Alcock and Brown climbed out unhurt and announced to the gathering crowd of villagers that they had just come from Canada. From a Marconi radio station in the village, the word went out—the Atlantic Challenge had been met. The Daily Mail, who was supposed to have the exclusive newspaper story of the flight, rushed its reporter from the nearby town of Galway—but he had already been beaten by the editor of the Connacht Tribune, who interviewed the two aviators and put the story out by wireless. (As it turned out, the Daily Mail was scooped twice: the landing had been made on a Sunday, and while the Daily Mail did not have a Sunday edition, the competing London Express did, and ran the story first.)
Within hours, congratulatory telegrams began arriving from all over the world. Alcock and Brown were feted by city and local officials in Clifden, Galway, Dublin, Manchester and London.
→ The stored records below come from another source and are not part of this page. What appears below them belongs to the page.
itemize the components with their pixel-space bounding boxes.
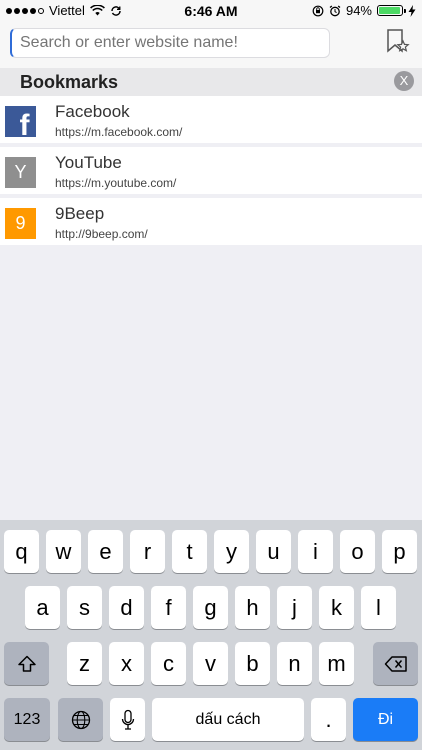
status-bar: Viettel 6:46 AM 94% — [0, 0, 422, 22]
microphone-key[interactable] — [110, 698, 145, 741]
key-h[interactable]: h — [235, 586, 270, 629]
key-w[interactable]: w — [46, 530, 81, 573]
key-y[interactable]: y — [214, 530, 249, 573]
key-d[interactable]: d — [109, 586, 144, 629]
bookmark-button[interactable] — [384, 28, 410, 56]
key-i[interactable]: i — [298, 530, 333, 573]
top-bar — [0, 22, 422, 68]
search-input[interactable] — [10, 28, 330, 58]
globe-icon — [71, 710, 90, 729]
key-l[interactable]: l — [361, 586, 396, 629]
bookmark-title: 9Beep — [55, 204, 105, 223]
key-u[interactable]: u — [256, 530, 291, 573]
key-n[interactable]: n — [277, 642, 312, 685]
key-f[interactable]: f — [151, 586, 186, 629]
bookmark-title: Facebook — [55, 102, 130, 121]
key-t[interactable]: t — [172, 530, 207, 573]
numbers-key[interactable]: 123 — [4, 698, 50, 741]
bookmark-url: https://m.youtube.com/ — [55, 176, 177, 190]
bookmark-url: http://9beep.com/ — [55, 227, 148, 241]
key-e[interactable]: e — [88, 530, 123, 573]
bookmark-url: https://m.facebook.com/ — [55, 125, 183, 139]
shift-key[interactable] — [4, 642, 49, 685]
key-a[interactable]: a — [25, 586, 60, 629]
globe-key[interactable] — [58, 698, 103, 741]
bookmarks-title: Bookmarks — [20, 72, 119, 92]
key-k[interactable]: k — [319, 586, 354, 629]
youtube-icon: Y — [5, 157, 36, 188]
period-key[interactable]: . — [311, 698, 346, 741]
bookmark-title: YouTube — [55, 153, 122, 172]
battery-fill — [379, 7, 400, 14]
shift-icon — [17, 655, 36, 672]
battery-icon — [377, 5, 406, 16]
key-q[interactable]: q — [4, 530, 39, 573]
key-j[interactable]: j — [277, 586, 312, 629]
key-p[interactable]: p — [382, 530, 417, 573]
key-r[interactable]: r — [130, 530, 165, 573]
key-m[interactable]: m — [319, 642, 354, 685]
go-key[interactable]: Đi — [353, 698, 418, 741]
alarm-icon — [329, 5, 341, 16]
key-c[interactable]: c — [151, 642, 186, 685]
delete-key[interactable] — [373, 642, 418, 685]
backspace-icon — [384, 655, 407, 672]
bookmark-list: f Facebook https://m.facebook.com/ Y You… — [0, 96, 422, 249]
key-g[interactable]: g — [193, 586, 228, 629]
key-x[interactable]: x — [109, 642, 144, 685]
battery-percent: 94% — [345, 3, 372, 18]
orientation-lock-icon — [312, 5, 324, 16]
close-bookmarks-button[interactable]: X — [394, 71, 414, 91]
key-o[interactable]: o — [340, 530, 375, 573]
keyboard: q w e r t y u i o p a s d f g h j k l z … — [0, 520, 422, 750]
bookmark-item-9beep[interactable]: 9 9Beep http://9beep.com/ — [0, 198, 422, 245]
9beep-icon: 9 — [5, 208, 36, 239]
key-z[interactable]: z — [67, 642, 102, 685]
key-b[interactable]: b — [235, 642, 270, 685]
charging-icon — [408, 4, 416, 17]
bookmark-item-youtube[interactable]: Y YouTube https://m.youtube.com/ — [0, 147, 422, 194]
space-key[interactable]: dấu cách — [152, 698, 304, 741]
bookmark-star-icon — [387, 29, 410, 53]
bookmark-item-facebook[interactable]: f Facebook https://m.facebook.com/ — [0, 96, 422, 143]
key-s[interactable]: s — [67, 586, 102, 629]
microphone-icon — [121, 709, 134, 730]
bookmarks-header: Bookmarks X — [0, 68, 422, 96]
key-v[interactable]: v — [193, 642, 228, 685]
status-right: 94% — [312, 3, 416, 18]
facebook-icon: f — [5, 106, 36, 137]
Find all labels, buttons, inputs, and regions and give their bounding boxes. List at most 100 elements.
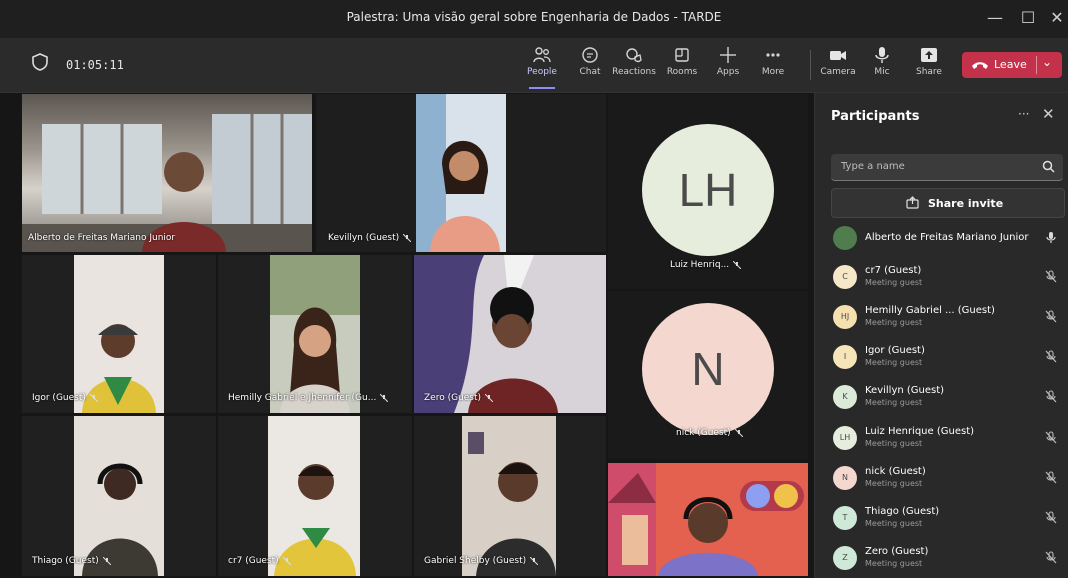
- self-view-tile[interactable]: [608, 463, 808, 576]
- mic-off-icon: [1045, 310, 1057, 323]
- video-feed: [462, 416, 556, 576]
- mic-off-icon: [1045, 390, 1057, 403]
- participant-avatar: T: [833, 506, 857, 530]
- participant-name: Zero (Guest): [865, 546, 929, 557]
- participant-search-input[interactable]: Type a name: [831, 154, 1063, 181]
- chat-label: Chat: [579, 67, 601, 77]
- meeting-toolbar: 01:05:11 People Chat Reactions Rooms App…: [0, 38, 1068, 93]
- window-title: Palestra: Uma visão geral sobre Engenhar…: [346, 10, 722, 24]
- apps-label: Apps: [716, 67, 740, 77]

They were presented with the 10,000-pound Daily Mail prize by the British Secretary of State for War, Winston Churchill, and the next day both fliers were knighted by King George V at Buckingham Palace.
The Vimy was taken apart and carried back to England, where the Vickers company refurbished the plane and donated it to the Museum of Science in London. Just three days later, in December 1919, Alcock was killed in a crash as he was delivering the new Vickers Viking seaplane to the Paris Air Show. His partner Brown, who never flew again, died in 1948.
In 1927, Charles Lindbergh won the Orteig Prize for the first nonstop flight from New York to Paris. Although Lindbergh was the first person to fly the Atlantic solo (which had not been a requirement for the Orteig Prize—he had done it simply to save weight), he was actually the 19th person to cross the Atlantic in an airplane. Today, Charles Lindbergh is the most famous pilot in history, while John William Alcock and Arthur Whitten Brown have been all but forgotten.